I went from there to Engineering School and on to a career designing and managing the design of the aforementioned technical doodads, got married, got saved, had a family, and all the while the thought that 'I could do that' raised itself in my mind whenever I read anything in fiction. Every few years I felt it surface and as it tried to motivate me to action but the engine wouldn't start. I finally began seriously acting on that thought about five years ago, producing a small raft of short stories and about a half dozen novel starts. I attempted NaNo several years ago but didn't have enough momentum to do anything with it. Then, this year, I talked my daughter into going into it with me and presto, I'm on a roll again. It helps that she's showing an aptitude for writing at least as much as my own, if not more (see her blog at 'Good and Salty'). Iron sharpens iron, after all.

Now, I've got a draft of something I could finish if I wanted to, the dozen or so finished shorts I'm going to try to sell, and who knows what from here? My wife says I can buy myself a pair of Bose Noise-Cancelling Headphones when I sell my first story. Now there's motivation!

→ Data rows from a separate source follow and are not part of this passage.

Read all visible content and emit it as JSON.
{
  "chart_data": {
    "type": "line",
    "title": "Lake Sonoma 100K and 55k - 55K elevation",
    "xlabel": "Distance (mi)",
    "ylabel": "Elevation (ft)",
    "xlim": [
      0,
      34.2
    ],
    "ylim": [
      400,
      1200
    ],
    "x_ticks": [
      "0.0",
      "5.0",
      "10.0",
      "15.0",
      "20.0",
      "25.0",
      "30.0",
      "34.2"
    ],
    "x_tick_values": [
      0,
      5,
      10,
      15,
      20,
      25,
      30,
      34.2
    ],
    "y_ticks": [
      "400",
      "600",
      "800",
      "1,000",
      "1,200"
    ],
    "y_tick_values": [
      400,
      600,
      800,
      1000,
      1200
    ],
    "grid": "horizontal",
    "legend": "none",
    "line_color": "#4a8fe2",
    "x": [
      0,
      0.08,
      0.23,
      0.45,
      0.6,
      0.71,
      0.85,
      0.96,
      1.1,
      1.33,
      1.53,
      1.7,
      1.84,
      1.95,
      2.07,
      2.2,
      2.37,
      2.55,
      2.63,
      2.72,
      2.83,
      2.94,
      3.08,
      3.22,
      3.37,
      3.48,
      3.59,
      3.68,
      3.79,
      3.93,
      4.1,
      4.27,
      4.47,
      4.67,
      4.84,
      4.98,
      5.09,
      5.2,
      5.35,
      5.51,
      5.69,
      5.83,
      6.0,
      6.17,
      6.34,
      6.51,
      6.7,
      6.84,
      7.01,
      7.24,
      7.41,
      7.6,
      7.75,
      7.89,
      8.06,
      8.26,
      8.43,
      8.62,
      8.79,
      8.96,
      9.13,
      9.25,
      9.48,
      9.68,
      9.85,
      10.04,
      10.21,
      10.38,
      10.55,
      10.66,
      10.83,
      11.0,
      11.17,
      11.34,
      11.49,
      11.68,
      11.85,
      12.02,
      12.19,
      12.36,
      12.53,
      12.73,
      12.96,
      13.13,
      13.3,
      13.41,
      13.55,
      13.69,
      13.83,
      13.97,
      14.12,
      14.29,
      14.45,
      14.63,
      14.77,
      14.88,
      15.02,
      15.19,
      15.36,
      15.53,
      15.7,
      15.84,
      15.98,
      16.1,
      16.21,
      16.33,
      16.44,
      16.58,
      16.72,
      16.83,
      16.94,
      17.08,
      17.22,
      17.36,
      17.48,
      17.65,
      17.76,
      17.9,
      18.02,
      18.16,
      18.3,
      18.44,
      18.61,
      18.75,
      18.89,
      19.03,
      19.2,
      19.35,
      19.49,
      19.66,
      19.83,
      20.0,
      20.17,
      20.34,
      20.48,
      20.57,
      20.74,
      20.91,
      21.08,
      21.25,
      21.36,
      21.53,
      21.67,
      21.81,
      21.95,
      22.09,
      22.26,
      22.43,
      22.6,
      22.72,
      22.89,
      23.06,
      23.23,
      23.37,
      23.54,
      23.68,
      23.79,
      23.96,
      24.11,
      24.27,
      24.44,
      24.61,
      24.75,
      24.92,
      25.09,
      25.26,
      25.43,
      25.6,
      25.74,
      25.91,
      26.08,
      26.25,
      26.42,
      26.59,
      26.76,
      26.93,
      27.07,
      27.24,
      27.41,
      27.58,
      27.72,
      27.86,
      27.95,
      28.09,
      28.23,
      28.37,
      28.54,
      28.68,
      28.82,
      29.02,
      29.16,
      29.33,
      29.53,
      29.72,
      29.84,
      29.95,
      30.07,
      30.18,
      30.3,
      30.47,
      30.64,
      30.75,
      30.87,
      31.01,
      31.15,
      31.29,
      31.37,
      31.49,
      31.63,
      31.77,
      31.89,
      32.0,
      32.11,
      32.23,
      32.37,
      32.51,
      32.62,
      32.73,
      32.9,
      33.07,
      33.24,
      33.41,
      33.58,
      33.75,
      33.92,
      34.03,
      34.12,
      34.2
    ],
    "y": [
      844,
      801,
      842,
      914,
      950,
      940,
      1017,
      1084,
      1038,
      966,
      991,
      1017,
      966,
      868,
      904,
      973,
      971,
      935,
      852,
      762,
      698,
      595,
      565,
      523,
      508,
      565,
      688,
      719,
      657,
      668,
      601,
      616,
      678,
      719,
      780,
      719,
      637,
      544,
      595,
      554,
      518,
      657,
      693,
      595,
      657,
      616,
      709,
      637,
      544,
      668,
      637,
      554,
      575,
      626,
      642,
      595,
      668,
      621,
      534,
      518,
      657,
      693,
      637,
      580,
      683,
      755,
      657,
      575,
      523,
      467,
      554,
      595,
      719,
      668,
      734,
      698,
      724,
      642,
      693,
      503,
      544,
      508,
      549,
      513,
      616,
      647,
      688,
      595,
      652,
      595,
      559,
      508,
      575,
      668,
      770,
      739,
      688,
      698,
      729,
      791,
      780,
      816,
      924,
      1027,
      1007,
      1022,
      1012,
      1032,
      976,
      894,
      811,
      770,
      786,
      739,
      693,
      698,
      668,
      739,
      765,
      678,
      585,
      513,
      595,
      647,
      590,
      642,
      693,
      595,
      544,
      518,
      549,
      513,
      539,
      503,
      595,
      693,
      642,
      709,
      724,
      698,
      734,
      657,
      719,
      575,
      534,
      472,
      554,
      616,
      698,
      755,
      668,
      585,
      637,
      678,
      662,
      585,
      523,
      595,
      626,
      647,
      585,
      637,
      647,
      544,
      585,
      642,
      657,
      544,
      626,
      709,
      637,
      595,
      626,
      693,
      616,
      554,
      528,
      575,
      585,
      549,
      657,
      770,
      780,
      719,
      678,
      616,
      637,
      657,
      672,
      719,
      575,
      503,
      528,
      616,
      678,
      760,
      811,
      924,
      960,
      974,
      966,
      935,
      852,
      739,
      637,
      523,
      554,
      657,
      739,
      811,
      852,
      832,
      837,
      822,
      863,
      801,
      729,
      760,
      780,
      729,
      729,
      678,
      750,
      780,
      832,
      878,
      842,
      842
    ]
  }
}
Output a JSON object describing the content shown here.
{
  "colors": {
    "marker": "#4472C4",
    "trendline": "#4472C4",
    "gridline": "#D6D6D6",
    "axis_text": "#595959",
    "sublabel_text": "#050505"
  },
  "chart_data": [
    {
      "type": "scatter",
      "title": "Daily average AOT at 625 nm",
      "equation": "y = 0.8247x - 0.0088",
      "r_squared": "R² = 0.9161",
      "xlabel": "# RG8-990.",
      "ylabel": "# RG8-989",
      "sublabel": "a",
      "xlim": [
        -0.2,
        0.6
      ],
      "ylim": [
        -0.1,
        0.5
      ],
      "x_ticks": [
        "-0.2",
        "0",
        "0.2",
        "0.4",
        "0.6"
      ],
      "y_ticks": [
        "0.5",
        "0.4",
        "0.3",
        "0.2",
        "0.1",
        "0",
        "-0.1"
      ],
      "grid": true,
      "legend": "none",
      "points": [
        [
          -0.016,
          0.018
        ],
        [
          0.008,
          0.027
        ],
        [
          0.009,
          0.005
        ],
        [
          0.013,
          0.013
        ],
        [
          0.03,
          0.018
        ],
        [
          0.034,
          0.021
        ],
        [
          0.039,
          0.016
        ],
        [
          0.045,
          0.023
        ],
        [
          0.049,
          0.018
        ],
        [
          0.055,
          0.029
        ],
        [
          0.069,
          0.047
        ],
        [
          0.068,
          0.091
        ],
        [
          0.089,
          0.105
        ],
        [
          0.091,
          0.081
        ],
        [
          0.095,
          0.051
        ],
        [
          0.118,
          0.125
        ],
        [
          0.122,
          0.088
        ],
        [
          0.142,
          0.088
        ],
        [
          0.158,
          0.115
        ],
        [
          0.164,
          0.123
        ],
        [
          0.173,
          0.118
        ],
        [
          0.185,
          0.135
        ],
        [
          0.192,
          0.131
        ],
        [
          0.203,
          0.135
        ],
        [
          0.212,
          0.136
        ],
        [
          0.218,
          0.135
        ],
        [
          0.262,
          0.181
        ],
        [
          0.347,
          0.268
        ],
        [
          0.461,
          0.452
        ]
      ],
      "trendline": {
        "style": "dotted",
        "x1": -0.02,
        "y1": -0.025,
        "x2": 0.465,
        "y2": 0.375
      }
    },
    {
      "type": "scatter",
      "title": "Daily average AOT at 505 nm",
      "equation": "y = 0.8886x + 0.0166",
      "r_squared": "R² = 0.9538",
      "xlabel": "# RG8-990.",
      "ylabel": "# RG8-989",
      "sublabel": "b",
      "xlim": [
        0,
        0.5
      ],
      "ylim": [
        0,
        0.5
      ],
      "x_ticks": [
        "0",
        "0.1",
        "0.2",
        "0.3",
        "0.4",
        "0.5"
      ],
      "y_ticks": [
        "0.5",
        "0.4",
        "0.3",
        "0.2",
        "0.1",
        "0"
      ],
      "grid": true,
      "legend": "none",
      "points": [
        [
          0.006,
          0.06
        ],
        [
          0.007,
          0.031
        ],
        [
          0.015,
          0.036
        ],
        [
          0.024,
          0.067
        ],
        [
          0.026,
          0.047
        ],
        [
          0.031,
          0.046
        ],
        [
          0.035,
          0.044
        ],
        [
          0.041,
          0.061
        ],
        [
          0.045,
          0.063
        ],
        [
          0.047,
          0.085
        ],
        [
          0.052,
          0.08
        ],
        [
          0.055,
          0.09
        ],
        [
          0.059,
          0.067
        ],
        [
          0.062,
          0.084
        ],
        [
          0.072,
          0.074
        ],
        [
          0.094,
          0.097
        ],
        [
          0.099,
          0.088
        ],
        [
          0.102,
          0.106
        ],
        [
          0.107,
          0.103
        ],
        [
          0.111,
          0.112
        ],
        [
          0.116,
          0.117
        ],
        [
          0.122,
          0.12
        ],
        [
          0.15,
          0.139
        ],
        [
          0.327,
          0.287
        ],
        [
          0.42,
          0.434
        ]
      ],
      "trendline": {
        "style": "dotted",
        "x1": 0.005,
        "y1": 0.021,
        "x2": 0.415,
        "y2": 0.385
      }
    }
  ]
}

So, am I right-brained or left-brained? Who cares? As long as I'm doing what God wants me to do, when He wants me to do it, He'll give me the tools I need at the time. He can shift me over from one half of my brain to the other at Will. Perhaps he's made me just this way to have some of each. I've been a lot of left-brain for my career so far but the right-side wants in on the action now. Maybe it helps that I'm left-handed.